Refeição Cultural
“Valente animal, exclamou com falso entusiasmo o comandante,
Veio aonde o trouxeram, a força e a resistência nasceram com ele, não são
virtude própria, Vejo-te muito severo com o pobre do salomão, Talvez seja por
causa da história que um dos ajudas me acabou de contar, Que história é essa,
perguntou o comandante, A história de uma vaca...”
“A história de uma vaca, As vacas têm história, tornou o
comandante a perguntar, sorrindo, Esta, sim, foram doze dias e doze noites nuns
montes da galiza, com frio, e chuva, e gelo, e lama, e pedras como navalhas, e
mato como unhas, e breves intervalos de descanso, e mais combates e investidas,
e uivos, e mugidos, a história de uma vaca que se perdeu nos campos com a sua
cria de leite, e se viu rodeada de lobos durante doze dias e doze noites, e foi
obrigada a defender-se e a defender o filho, uma longuíssima batalha, a agonia
de viver no limiar da morte, um círculo de dentes, de goelas abertas, as
arremetidas bruscas, as cornadas que não podiam falhar, de ter de lutar por si
mesma e por um animalzinho que ainda não se podia valer, e também aqueles
momentos em que o vitelo procurava as tetas da mãe, e sugava lentamente,
enquanto os lobos se aproximavam, de espinhaço raso e orelhas aguçadas.
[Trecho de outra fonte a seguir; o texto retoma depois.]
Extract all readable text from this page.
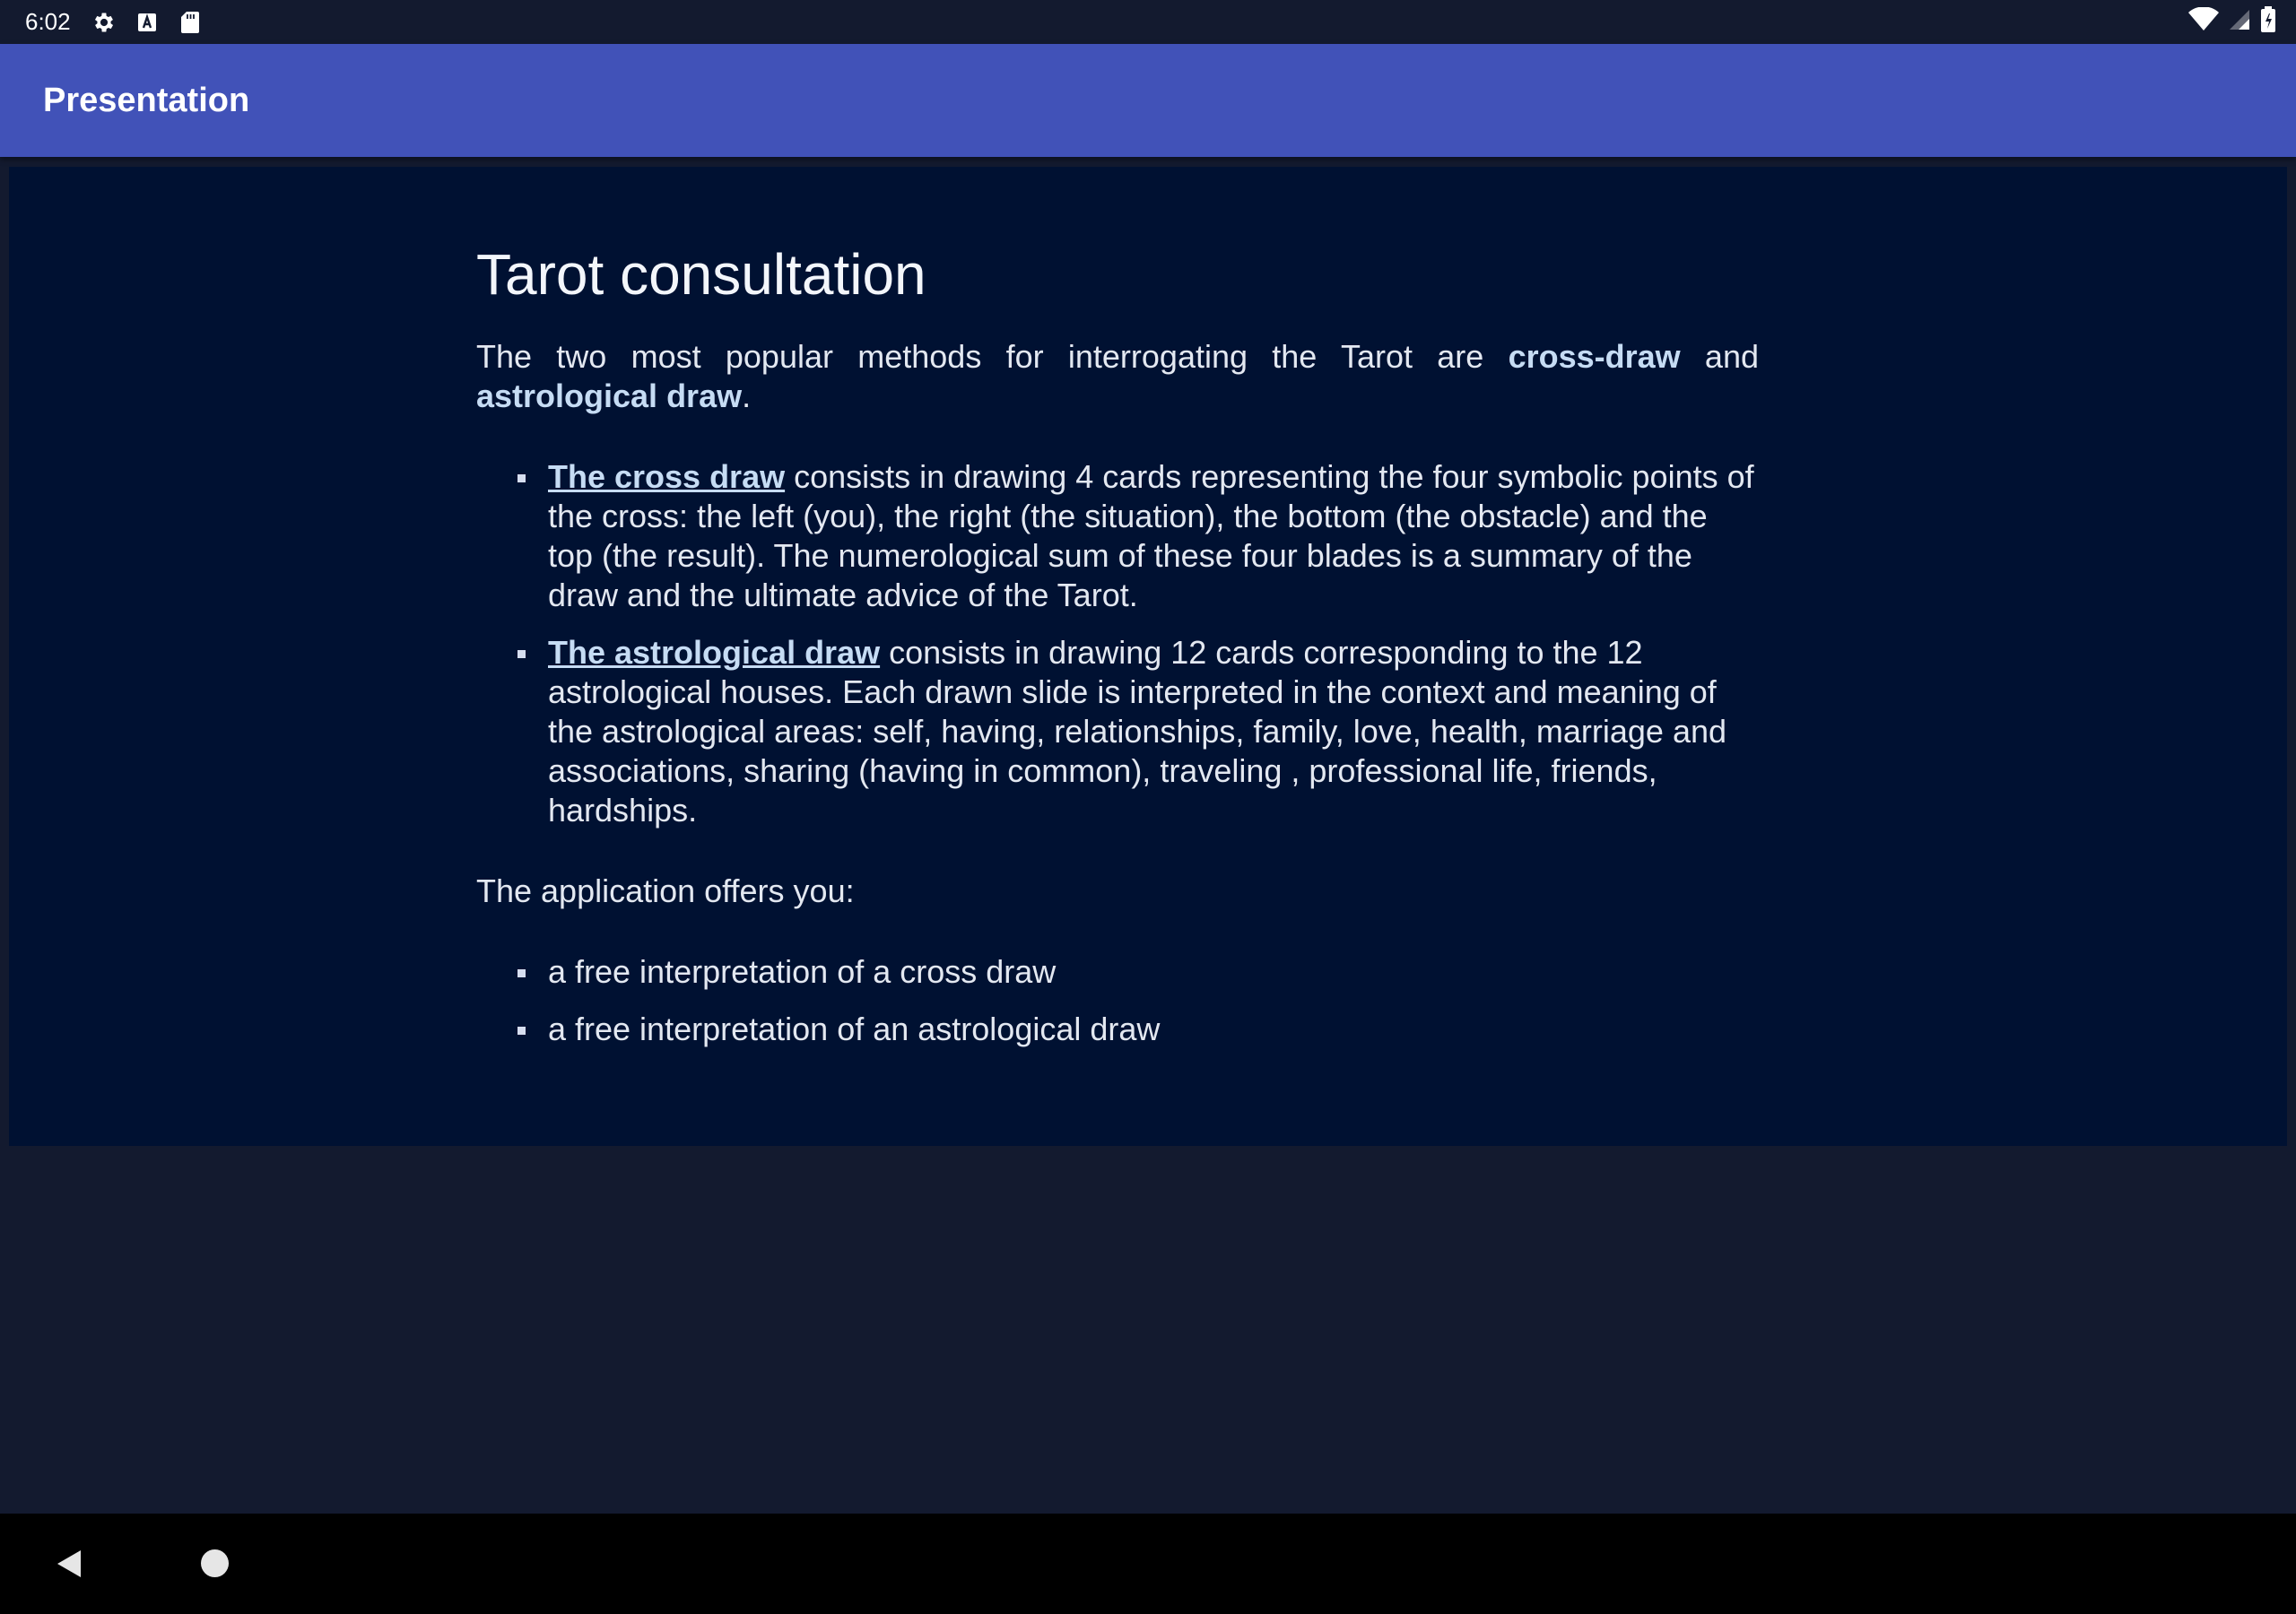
6:02
Presentation
Tarot consultation

The two most popular methods for interrogating the Tarot are cross-draw and astrological draw.

The cross draw consists in drawing 4 cards representing the four symbolic points of the cross: the left (you), the right (the situation), the bottom (the obstacle) and the top (the result). The numerological sum of these four blades is a summary of the draw and the ultimate advice of the Tarot.
The astrological draw consists in drawing 12 cards corresponding to the 12 astrological houses. Each drawn slide is interpreted in the context and meaning of the astrological areas: self, having, relationships, family, love, health, marriage and associations, sharing (having in common), traveling , professional life, friends, hardships.

The application offers you:

a free interpretation of a cross draw
a free interpretation of an astrological draw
Subhro
respirou fundo e prosseguiu, Ao fim de doze dias a vaca foi encontrada e salva,
mais o vitelo, e foram levados em triunfo para a aldeia, porém o conto não vai
acabar aqui, continuou por mais dois dias, ao fim dos quais, porque se tinha
tornado brava, porque aprendera a defender-se, porque ninguém podia já
dominá-la ou sequer aproximar-se dela, a vaca foi morta, mataram-na, não os
lobos que em doze dias vencera, mas os mesmos homens que a haviam salvo, talvez
o próprio dono, incapaz de compreender que, tendo aprendido a lutar, aquele
antes conformado e pacífico animal não poderia parar nunca mais.” (pág.